Dat komt omdat we allemaal op onze eigen manier tegen de dingen aankijken. Ieder mens heeft zijn eigen referentiekader. Een referentiekader is te beschouwen als een soort spons
waarin iemand al zijn ervaringen heeft opgeslagen. Deze ervaringen vormen iemands overtuigingen. Iedereen heeft andere overtuigingen, waardoor ieder afzonderlijk zijn wereld
bekijkt. Referentiekaders of overtuigingen zijn van invloed op de selecties die u bewust
of onbewust maakt als u communiceert. Ze veroorzaken ruis in de communicatie.
Communicatie is vooral afstemmen. Afstemmen kunt u onder andere door goed te
luisteren, samen te vatten en door te vragen. Door op dezelfde golflengte te zitten als
uw gesprekspartner ontstaat een band. De klant krijgt daardoor het gevoel dat hij
begrepen wordt en krijgt vertrouwen. Vertrouwen in u en vertrouwen in uw rol bij het
bedenken van een goede oplossing voor zijn probleem. Weerstand neemt af en
acceptatie neemt toe.
Het is belangrijk om communicatie tweerichtingsverkeer te laten zijn, zodat
afstemming kan ontstaan. Productgerichte communicatie is eenrichtingsverkeer,
klantgerichte communicatie is tweerichtingsverkeer.

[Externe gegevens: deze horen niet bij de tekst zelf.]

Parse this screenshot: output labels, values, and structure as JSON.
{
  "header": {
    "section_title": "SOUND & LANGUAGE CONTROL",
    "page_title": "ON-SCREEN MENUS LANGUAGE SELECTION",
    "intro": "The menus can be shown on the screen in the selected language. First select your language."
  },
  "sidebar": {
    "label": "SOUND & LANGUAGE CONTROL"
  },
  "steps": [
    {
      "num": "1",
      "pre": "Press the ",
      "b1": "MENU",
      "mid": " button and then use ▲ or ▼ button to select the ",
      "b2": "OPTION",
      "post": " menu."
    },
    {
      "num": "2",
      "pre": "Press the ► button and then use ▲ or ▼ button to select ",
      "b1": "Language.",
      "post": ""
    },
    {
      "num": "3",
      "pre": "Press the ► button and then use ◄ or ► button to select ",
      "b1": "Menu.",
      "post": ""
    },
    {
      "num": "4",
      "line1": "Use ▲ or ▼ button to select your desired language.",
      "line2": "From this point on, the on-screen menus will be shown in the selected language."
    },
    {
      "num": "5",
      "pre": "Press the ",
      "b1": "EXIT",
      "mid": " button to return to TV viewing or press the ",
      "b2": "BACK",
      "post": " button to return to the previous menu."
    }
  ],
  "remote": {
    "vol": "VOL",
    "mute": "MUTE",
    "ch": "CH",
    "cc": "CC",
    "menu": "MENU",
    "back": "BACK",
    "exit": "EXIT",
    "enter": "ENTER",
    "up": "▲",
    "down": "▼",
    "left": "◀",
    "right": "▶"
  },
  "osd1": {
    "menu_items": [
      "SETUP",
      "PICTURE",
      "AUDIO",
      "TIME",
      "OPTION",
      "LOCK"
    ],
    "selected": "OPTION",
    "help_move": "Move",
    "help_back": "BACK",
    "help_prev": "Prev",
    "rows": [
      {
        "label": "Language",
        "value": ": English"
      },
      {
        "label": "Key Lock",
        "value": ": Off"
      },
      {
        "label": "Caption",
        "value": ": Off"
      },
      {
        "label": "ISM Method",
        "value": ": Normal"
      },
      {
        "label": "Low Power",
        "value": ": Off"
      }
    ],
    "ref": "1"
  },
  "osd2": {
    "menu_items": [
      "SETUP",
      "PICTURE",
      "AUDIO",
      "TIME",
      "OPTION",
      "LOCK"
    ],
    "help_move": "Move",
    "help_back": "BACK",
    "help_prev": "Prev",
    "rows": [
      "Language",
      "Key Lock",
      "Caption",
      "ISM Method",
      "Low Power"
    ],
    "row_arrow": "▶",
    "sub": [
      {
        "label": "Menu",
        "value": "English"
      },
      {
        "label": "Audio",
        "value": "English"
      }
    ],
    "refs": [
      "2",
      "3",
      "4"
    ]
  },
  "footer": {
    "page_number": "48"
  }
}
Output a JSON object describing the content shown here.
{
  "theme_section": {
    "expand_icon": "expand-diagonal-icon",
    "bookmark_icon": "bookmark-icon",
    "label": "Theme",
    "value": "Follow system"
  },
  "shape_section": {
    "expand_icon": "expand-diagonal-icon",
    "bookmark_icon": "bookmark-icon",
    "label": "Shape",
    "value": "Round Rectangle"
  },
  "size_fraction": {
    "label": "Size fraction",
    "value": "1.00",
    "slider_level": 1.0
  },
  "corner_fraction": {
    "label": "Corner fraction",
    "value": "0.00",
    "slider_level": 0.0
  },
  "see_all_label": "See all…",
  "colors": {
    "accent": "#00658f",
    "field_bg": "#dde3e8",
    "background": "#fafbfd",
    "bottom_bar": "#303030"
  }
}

Actief luisteren en observeren
Een van de belangrijkste facetten van klantgerichte communicatie is actief luisteren en observeren. De medewerker moet wat de klant zegt goed in zich opnemen, maar moet
ook de non-verbale signalen begrijpen die de klant met zijn lichaamstaal uitzendt.
Luisteren blijkt lastiger dan spreken. Spreken gaat doorgaans in een tempo van
ongeveer 100-150 woorden per minuut. De luister capaciteit is aanmerkelijk groter. Het
gevolg daarvan is dat er tijd over is om na te denken, waardoor onze eigen gedachten
een belangrijke afleidende factor zijn. Luisteren vergt dus veel concentratie om te
voorkomen dat onze gedachten met ons op de loop gaan en is iets anders dan wachten
totdat de ander is uitgesproken.
In veel discussies kunt u vaststellen dat de deelnemers niet echt op elkaars argumenten
ingaan. Blijkbaar zit men te wachten totdat de ander is uitgesproken en bedenkt men
inmiddels de eigen tegenzetten. Daardoor is de kans op miscommunicatie natuurlijk
enorm groot. Onderbreken is nog ernstiger. Men neemt dan blijkbaar niet eens de tijd om de ander zijn zin te laten afmaken.
Actief luisteren vergt inspanning. Wie actief luistert, moet het verhaal van de
gesprekspartner (feiten, betekenis en gevoelswaarde) in eigen woorden kunnen
weergeven. Als u hierin slaagt, weet u hoeveel energie dit vergt.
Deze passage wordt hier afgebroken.